In Fra Keeler, the unnamed protagonist buys a house and is then obsessed with its deceased former owner, Fra Keeler (whose name is also like an incantation). That is pretty much it as far as the plot goes, and as I mentioned, this appeals to me because I like getting the plot of a book over with as quickly as possible so that I can settle into the task of unspooling characterizations. The book’s narrative voice is creepy and hypnotic. The tone is a shared feature of a particular family of books that depict people who are borderline crazy, so when I say the voice is hypnotic, what I really mean is that I come to question whether I might not also be a little crazy if I read such books for sustained periods of time. Take, for instance, a sentence like this:
“They really do accomplish their objectives,” I said to myself, those trees, and his name crept up, because the leaves on the branches are good to look at, bristling in the breeze, shivering – giving a small shudder and then staying still – and his name crept up, and I remembered the butter knife and grabbed it and walked back over to the package and pressed the knife against the tape just like I had wanted to, and sliced the tape through and the flaps opened and I pushed them down, wings of an underdeveloped bird, I thought, and his name crept up.
Throughout the text, the narrator’s thoughts are frequently described as thoughts, as in the above example of “wings of an underdeveloped bird, I thought, and his name crept up.” This is instead of just saying “wings of an underdeveloped bird, and his name crept up.” It is persistent a narrative tic that initially irked me (both times that I read the text), but eventually settles into a sort of pulsing neuroses that underscores the extent to which the book documents the unraveling and re-raveling of a monologue that is both irrational and hyper-analytical.
My favorite passage of the book involves a walk through a canyon:
An honest slice of bread and a walk in the canyon must be among the greatest of morning rituals! And If not now, then when?
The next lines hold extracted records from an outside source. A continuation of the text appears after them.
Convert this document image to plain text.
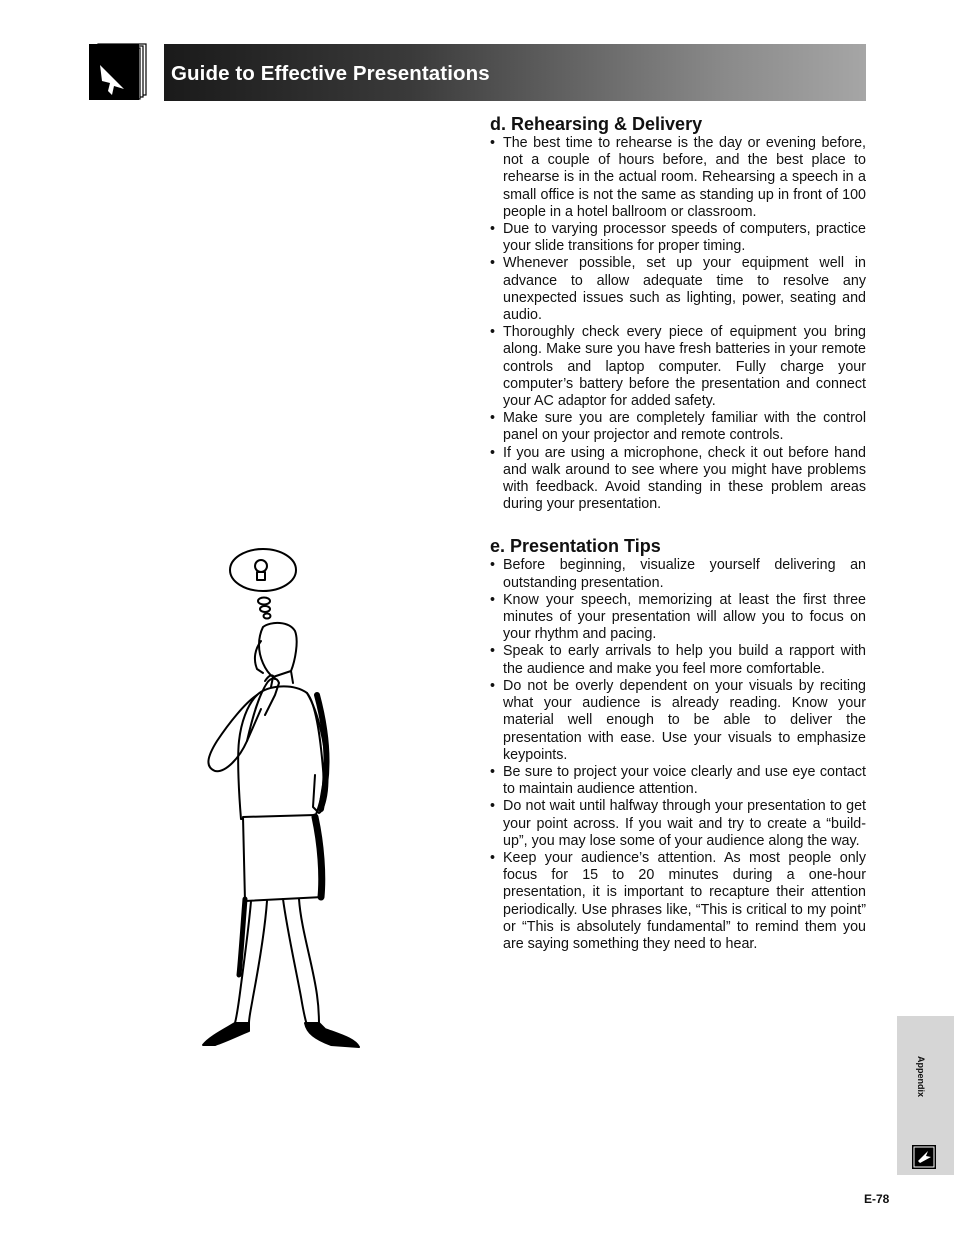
Guide to Effective Presentations
d. Rehearsing & Delivery
• The best time to rehearse is the day or evening before, not a couple of hours before, and the best place to rehearse is in the actual room. Rehearsing a speech in a small office is not the same as standing up in front of 100 people in a hotel ballroom or classroom.
• Due to varying processor speeds of computers, practice your slide transitions for proper timing.
• Whenever possible, set up your equipment well in advance to allow adequate time to resolve any unexpected issues such as lighting, power, seating and audio.
• Thoroughly check every piece of equipment you bring along. Make sure you have fresh batteries in your remote controls and laptop computer. Fully charge your computer’s battery before the presentation and connect your AC adaptor for added safety.
• Make sure you are completely familiar with the control panel on your projector and remote controls.
• If you are using a microphone, check it out before hand and walk around to see where you might have problems with feedback. Avoid standing in these problem areas during your presentation.
e. Presentation Tips
• Before beginning, visualize yourself delivering an outstanding presentation.
• Know your speech, memorizing at least the first three minutes of your presentation will allow you to focus on your rhythm and pacing.
• Speak to early arrivals to help you build a rapport with the audience and make you feel more comfortable.
• Do not be overly dependent on your visuals by reciting what your audience is already reading. Know your material well enough to be able to deliver the presentation with ease. Use your visuals to emphasize keypoints.
• Be sure to project your voice clearly and use eye contact to maintain audience attention.
• Do not wait until halfway through your presentation to get your point across. If you wait and try to create a “build-up”, you may lose some of your audience along the way.
• Keep your audience’s attention. As most people only focus for 15 to 20 minutes during a one-hour presentation, it is important to recapture their attention periodically. Use phrases like, “This is critical to my point” or “This is absolutely fundamental” to remind them you are saying something they need to hear.
Appendix
E-78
I poured myself a glass of milk and dipped my bread in it. “But what must I think about while I walk through the canyon?” I asked out loud, because I wanted to hear the question take form between myself and the bread, the bread and the walls, the wall and the garden and the trees at the far end.
The image of walking through a canyon with an honest piece of bread has haunted me ever since I first read the book, which is quasi-existential, quasi-murder mystery, quasi-Kaftkaesque. The book is poetic and philosophical and I’m not sure the book’s tone or interiority could sustain a longer format, but that is perhaps part of its strength. Novellas have to be confident in their brevity, and Fra Keeler is a confident little book, the kind of confidence that is maybe not actually confidence so much as an insistence on a performance of something irrational and unreal, and told as something other than what it is, like a ghost story sung as a lullaby, perhaps. I would like to think that I could return to the book in a few more years, and still find it haunting and hypnotic and something that makes me feel a little unhinged.